= Eckbert of Schönau =

Eckbert (c. 1120 – 1184) was a Benedictine abbot of Schönau, a writer, and brother of the mystic Elisabeth of Schönau, whose life he recorded.

==Life==
Eckbert was born in the early part of the twelfth century of a distinguished, devout family named Hartwig, along the Middle Rhine. He was the brother of Elisabeth of Schönau (1129-1164), whose life he wrote and whose works he published. He studied in Paris, and was for a time canon in the collegiate church of Sts. Cassius and Florentius at Bonn.

The monastery of St. Florin in Schönau im Taunus was a double monastery. His younger sister Elizabeth, whose health had never been strong, had first entered the women's convent many years earlier as a student at the age of twelve. Despite objections from other members of the family, at Elizabeth's urging to come and record her visions, in 1155 he became a Benedictine at the monastery in Schönau.

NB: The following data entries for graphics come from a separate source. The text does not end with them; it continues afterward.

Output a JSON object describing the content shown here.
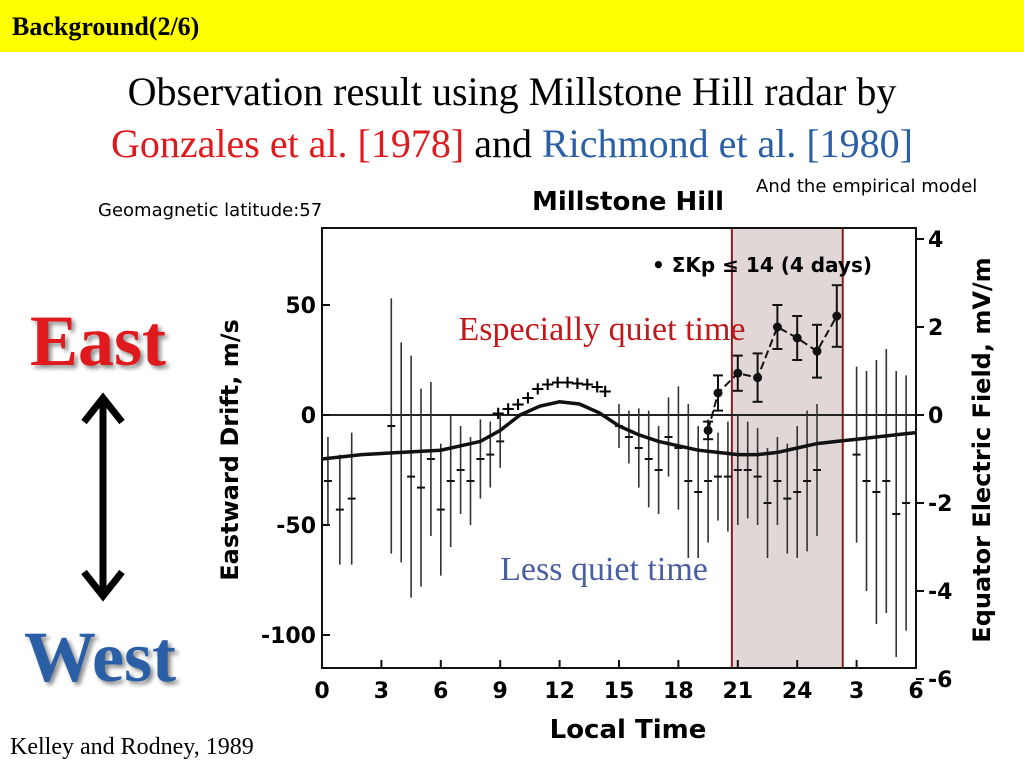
{
  "slide": {
    "header": "Background(2/6)",
    "title_line1": "Observation result using Millstone Hill radar by",
    "title_ref1": "Gonzales et al. [1978]",
    "title_and": "and",
    "title_ref2": "Richmond et al. [1980]",
    "geomagnetic_latitude": "Geomagnetic latitude:57",
    "empirical_note": "And the empirical model",
    "citation": "Kelley and Rodney, 1989",
    "east_label": "East",
    "west_label": "West",
    "accent_red": "#e0191c",
    "accent_blue": "#2a5fa6",
    "header_bg": "#ffff00"
  },
  "chart_data": {
    "type": "scatter",
    "title": "Millstone Hill",
    "xlabel": "Local Time",
    "ylabel": "Eastward Drift, m/s",
    "y2label": "Equator Electric Field, mV/m",
    "xticks": [
      "0",
      "3",
      "6",
      "9",
      "12",
      "15",
      "18",
      "21",
      "24",
      "3",
      "6"
    ],
    "yticks": [
      "50",
      "0",
      "-50",
      "-100"
    ],
    "y2ticks": [
      "4",
      "2",
      "0",
      "-2",
      "-4",
      "-6"
    ],
    "xlim": [
      0,
      30
    ],
    "ylim": [
      -115,
      85
    ],
    "legend": "• ΣKp ≤ 14 (4 days)",
    "annotation_quiet": "Especially quiet time",
    "annotation_less": "Less quiet time",
    "highlight_region": [
      20.7,
      26.3
    ],
    "series": [
      {
        "name": "ΣKp ≤ 14 (4 days)",
        "x": [
          19.5,
          20,
          21,
          22,
          23,
          24,
          25,
          26
        ],
        "y": [
          -7,
          10,
          19,
          17,
          40,
          35,
          29,
          45
        ],
        "err": [
          4,
          8,
          8,
          11,
          10,
          10,
          12,
          14
        ]
      },
      {
        "name": "",
        "x": [
          8.9,
          9.4,
          9.9,
          10.4,
          10.9,
          11.4,
          11.9,
          12.4,
          12.9,
          13.4,
          13.9,
          14.3
        ],
        "y": [
          1,
          3,
          5,
          8,
          12,
          14,
          15,
          15,
          14.5,
          14,
          13,
          11
        ]
      },
      {
        "name": "",
        "x": [
          0.3,
          0.9,
          1.5,
          3.5,
          4,
          4.5,
          5,
          5.5,
          6,
          6.5,
          7,
          7.5,
          8,
          8.5,
          9,
          15,
          15.5,
          16,
          16.5,
          17,
          17.5,
          18,
          18.5,
          19,
          19.5,
          20,
          20.5,
          21,
          21.5,
          22,
          22.5,
          23,
          23.5,
          24,
          24.5,
          25,
          27,
          27.5,
          28,
          28.5,
          29,
          29.5
        ],
        "y": [
          -30,
          -43,
          -38,
          -5,
          -17,
          -28,
          -33,
          -20,
          -43,
          -30,
          -25,
          -30,
          -20,
          -18,
          -12,
          -5,
          -10,
          -15,
          -20,
          -25,
          -10,
          -15,
          -30,
          -35,
          -30,
          -28,
          -28,
          -25,
          -25,
          -28,
          -40,
          -30,
          -38,
          -35,
          -30,
          -25,
          -18,
          -30,
          -35,
          -30,
          -45,
          -40
        ],
        "err": [
          20,
          25,
          30,
          58,
          50,
          55,
          45,
          35,
          30,
          30,
          20,
          20,
          18,
          15,
          12,
          10,
          12,
          18,
          22,
          20,
          18,
          28,
          35,
          30,
          28,
          20,
          25,
          25,
          22,
          22,
          25,
          20,
          25,
          30,
          32,
          30,
          40,
          50,
          60,
          60,
          65,
          58
        ]
      },
      {
        "name": "empirical model",
        "x": [
          0,
          2,
          4,
          6,
          8,
          9,
          10,
          11,
          12,
          13,
          14,
          15,
          16,
          17,
          18,
          19,
          20,
          21,
          22,
          23,
          24,
          25,
          26,
          27,
          28,
          29,
          30
        ],
        "y": [
          -20,
          -18,
          -17,
          -16,
          -12,
          -7,
          0,
          4,
          6,
          5,
          1,
          -5,
          -9,
          -12,
          -14,
          -16,
          -17,
          -18,
          -18,
          -17,
          -15,
          -13,
          -12,
          -11,
          -10,
          -9,
          -8
        ]
      }
    ]
  }
}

While a canon at Bonn he often had occasion to speak with Cathars, and after his monastic profession, was invited by Rainald of Dassel, Archbishop of Cologne, to debate publicly with the leaders of the sect in Cologne itself.

Around 1155 several tombs were discovered in Cologne, which were soon reported to contain the remains of Saint Ursula and her companions. This prompted Eckbert to compose a new account of her story. During the papal schism that followed the death of Pope Adrian IV, Eckbert supported Victor IV out of loyalty to the Emperor. In 1166, after the death of the first abbot, Hildelin, he was placed at the head of the monastery. As abbot, he promoted devotion to the Immaculate Heart of Mary. Theodore A. Koehler, S.M. credits Eckbert as "the first to compose a prayer in honor of Mary’s Immaculate Heart".

Eckbert preached and wrote much defending Church teachings against the doctrines of the Cathars. Around 1163, he wrote fourteen sermons against Catharism, Sermones contra Catharos. He drew from Augustine of Hippo's discussion of the Manichæans to describe what he believed to be their origins, but distinguished the contemporary sect from the earlier version. Eckbert offers a detailed account of the early stage of Catharism in the Rhineland.

Upon her death in 1164, Elizabeth, who was by then Abbess, admonished her brother to remain in the cloister. Although he was later offered higher appointments, he followed her advice. Eckbert died in 1185 and was buried next to his sister near the high altar in the monastery church.

==Works==
Eckbert's writings on the humanity of Christ influenced Bonaventure's Lignum vitae. On the death of Eizabeth in 1164, he wrote the mournful treatise De obitu dominae Elisabeth.

Among his works are:
- De Laude Crucis (Patrologia Latina, CXCV)
- Soliloquium seu Meditationes - 18 prayers or meditations praising the love of Jesus Christ.
- Ad Beatam Virginem Deiparam sermo Panegyricus (Patrologia Latina, CXCV, CLXXXIV)
- De sanctâ Elizabethâ virgine, a biography of his sister Elizabeth of Schönau, a Benedictine nun and famous visionary and mystic, a portion of which is in Patrologia Latina, CXCV, also in Acta Sanctorum, June, IV, 501 sqq. (ed. Victor Palmé, 1867).
- Stimulus Amoris (Goad of Love) - a treatise on Christ's Passion formerly attributed to Bernard of Clairvaux.
- Complete edition of his works in Roth, "Die Visionen der hl. Elisabeth und die Schriften der Aebte Ekbert und Emecho von Schönau" (Brno, 1884).